JOE | By the way, the musical episode will go down as the episode that I rewatch the most. I love every single sequence in it. It’s such a joy.
TVLINE | Looking ahead to next season…. Are we supposed to fully understand yet what transpired in those last few sequences, where Lucifer crash-landed in Heaven, handed his ring off to Chloe so that she could return to Earth/the living, but then he somehow also got back? Is it simply a matter of, after Chloe left Heaven, Lucifer was certified as God?
JOE | We do get into that in Season 6, but we can tell you that his coming back is not about getting the power of God. It’s more about self-actualization, which is the theme of our show. Lucifer was banished from Heaven, so if he ever went up there he would be lit on fire, but as so much of our show tells you, angels self-actualize. We often are our own worst enemy, so was Lucifer on fire because God banished him? Or because Lucifer didn’t feel worthy? So finally telling Chloe he loved her, finally feeling worthy….

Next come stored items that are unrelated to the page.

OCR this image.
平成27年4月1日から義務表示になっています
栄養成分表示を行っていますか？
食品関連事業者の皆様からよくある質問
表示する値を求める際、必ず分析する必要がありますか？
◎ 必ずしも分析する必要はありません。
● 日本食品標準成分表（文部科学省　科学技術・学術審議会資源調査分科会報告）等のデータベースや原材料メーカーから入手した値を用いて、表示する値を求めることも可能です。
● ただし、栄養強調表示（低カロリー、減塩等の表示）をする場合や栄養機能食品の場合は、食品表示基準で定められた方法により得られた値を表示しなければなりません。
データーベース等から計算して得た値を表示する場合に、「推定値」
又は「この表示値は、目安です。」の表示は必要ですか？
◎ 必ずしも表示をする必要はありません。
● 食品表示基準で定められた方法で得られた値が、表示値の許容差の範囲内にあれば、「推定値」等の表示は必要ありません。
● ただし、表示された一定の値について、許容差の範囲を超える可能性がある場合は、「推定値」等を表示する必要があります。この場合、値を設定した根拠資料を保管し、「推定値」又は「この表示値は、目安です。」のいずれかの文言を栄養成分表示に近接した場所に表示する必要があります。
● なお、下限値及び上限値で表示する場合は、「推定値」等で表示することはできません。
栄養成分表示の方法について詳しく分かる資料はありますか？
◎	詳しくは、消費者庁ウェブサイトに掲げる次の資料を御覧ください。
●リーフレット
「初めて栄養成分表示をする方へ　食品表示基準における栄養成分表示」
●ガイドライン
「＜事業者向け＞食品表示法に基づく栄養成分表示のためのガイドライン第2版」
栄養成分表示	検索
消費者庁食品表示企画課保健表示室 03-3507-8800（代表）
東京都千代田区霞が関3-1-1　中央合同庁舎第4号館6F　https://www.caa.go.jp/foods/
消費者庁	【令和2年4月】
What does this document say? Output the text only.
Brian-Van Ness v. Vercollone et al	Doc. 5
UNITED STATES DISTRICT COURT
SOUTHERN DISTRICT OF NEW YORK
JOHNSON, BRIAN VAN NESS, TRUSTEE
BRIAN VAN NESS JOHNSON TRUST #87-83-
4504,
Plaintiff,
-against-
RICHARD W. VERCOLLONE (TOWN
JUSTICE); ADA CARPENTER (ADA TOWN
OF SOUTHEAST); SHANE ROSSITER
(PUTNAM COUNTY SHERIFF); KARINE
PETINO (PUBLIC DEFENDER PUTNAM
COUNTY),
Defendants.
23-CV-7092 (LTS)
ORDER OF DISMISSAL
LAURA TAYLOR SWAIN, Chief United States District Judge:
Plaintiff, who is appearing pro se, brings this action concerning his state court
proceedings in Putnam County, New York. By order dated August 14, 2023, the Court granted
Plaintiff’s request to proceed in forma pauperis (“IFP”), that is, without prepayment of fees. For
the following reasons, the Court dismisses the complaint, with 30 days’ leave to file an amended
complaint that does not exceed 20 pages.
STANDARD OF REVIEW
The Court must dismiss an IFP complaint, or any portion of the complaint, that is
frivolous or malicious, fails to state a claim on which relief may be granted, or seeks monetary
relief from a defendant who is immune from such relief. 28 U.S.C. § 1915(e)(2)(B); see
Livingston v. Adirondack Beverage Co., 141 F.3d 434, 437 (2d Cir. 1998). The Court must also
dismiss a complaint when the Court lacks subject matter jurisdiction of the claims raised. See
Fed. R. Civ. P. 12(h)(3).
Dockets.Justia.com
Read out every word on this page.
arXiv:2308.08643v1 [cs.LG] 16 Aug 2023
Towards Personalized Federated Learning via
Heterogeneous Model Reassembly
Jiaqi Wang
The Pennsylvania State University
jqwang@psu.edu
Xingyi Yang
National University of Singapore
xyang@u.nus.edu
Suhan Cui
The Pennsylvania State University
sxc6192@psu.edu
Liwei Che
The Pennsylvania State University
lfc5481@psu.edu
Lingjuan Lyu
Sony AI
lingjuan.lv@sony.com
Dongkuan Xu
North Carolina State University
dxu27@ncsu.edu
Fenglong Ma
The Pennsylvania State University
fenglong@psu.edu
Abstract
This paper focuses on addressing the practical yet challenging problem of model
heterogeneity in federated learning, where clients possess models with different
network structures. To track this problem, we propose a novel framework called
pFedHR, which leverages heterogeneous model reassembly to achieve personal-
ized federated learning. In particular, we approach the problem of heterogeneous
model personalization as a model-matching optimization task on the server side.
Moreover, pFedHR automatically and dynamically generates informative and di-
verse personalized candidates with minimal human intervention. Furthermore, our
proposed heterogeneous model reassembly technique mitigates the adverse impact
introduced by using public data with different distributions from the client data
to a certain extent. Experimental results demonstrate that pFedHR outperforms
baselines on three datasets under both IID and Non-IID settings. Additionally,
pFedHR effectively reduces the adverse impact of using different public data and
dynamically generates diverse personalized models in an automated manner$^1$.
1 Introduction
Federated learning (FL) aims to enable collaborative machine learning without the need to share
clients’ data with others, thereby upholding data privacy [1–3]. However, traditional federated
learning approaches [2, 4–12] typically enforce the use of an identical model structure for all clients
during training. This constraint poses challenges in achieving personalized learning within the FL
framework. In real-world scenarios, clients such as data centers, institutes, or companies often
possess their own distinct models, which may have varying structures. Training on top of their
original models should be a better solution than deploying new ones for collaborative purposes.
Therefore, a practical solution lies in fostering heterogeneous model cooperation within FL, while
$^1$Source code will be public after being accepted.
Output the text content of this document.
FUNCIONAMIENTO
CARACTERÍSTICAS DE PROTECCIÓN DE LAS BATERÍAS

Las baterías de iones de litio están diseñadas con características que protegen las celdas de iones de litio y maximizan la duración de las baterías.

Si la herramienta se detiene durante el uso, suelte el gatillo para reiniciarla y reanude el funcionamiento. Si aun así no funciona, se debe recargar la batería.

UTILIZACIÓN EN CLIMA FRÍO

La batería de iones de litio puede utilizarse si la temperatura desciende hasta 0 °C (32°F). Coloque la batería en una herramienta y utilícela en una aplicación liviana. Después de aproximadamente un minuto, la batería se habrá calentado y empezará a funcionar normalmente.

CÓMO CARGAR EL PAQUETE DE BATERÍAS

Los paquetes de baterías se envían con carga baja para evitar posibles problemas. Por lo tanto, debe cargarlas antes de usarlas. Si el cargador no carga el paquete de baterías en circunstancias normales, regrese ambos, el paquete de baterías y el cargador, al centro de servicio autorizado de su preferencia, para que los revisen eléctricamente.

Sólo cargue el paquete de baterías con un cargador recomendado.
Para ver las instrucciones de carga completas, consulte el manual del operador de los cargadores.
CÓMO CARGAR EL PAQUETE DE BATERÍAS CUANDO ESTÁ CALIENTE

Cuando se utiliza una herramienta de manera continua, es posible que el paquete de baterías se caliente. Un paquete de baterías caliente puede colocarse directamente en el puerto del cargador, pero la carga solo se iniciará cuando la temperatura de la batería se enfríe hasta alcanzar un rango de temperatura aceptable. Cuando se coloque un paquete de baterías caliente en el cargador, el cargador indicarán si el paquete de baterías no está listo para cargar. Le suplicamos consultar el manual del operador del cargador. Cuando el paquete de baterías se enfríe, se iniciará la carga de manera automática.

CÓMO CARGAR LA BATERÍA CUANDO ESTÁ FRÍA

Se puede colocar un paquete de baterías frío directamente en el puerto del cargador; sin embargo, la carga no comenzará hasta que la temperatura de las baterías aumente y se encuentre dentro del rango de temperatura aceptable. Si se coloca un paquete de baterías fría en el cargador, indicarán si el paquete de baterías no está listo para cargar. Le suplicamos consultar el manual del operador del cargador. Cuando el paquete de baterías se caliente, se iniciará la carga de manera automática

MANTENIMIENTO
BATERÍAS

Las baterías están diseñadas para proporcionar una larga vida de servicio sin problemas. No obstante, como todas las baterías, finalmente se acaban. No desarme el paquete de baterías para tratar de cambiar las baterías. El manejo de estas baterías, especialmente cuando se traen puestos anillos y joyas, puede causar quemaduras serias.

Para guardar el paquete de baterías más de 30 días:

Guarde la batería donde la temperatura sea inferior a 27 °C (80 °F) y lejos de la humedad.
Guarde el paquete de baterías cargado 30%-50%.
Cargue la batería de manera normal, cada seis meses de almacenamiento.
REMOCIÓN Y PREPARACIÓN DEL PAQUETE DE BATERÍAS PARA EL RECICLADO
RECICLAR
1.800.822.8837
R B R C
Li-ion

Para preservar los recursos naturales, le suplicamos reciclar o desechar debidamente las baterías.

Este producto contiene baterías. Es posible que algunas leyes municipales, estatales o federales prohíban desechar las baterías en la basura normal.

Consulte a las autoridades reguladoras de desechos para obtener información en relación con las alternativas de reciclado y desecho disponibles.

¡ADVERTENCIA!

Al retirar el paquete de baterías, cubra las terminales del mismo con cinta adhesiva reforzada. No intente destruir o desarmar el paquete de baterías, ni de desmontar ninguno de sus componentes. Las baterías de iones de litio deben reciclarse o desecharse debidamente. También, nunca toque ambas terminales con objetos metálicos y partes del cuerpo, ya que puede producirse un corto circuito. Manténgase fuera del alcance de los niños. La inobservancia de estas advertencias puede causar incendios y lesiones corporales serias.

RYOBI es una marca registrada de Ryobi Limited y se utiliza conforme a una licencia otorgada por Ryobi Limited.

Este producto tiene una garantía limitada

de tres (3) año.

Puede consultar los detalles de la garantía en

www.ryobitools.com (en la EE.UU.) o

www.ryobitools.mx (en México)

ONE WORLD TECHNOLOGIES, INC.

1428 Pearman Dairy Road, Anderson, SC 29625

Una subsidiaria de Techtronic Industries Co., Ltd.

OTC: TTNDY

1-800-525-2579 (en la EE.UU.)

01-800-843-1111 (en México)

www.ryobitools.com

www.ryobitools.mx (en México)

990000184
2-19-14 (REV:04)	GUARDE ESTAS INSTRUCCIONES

ILDY | Making the ultimate sacrifice of putting somebody before himself, so completely and entirely, was something was Lucifer had never done in his life before.
TVLINE | Lastly, what’s the general gist of Season 6? Is it going to be about Lucifer being God, and any trade-offs involved? Will Chloe still be his consultant?
ILDY | I mean, we can say this: What happens when the dog catches the car? Like, what happens when Lucifer gets a hold of something that maybe he thought he wanted? He’s always his own worst enemy, so it’s not going to be an easy road. Let’s put it that way.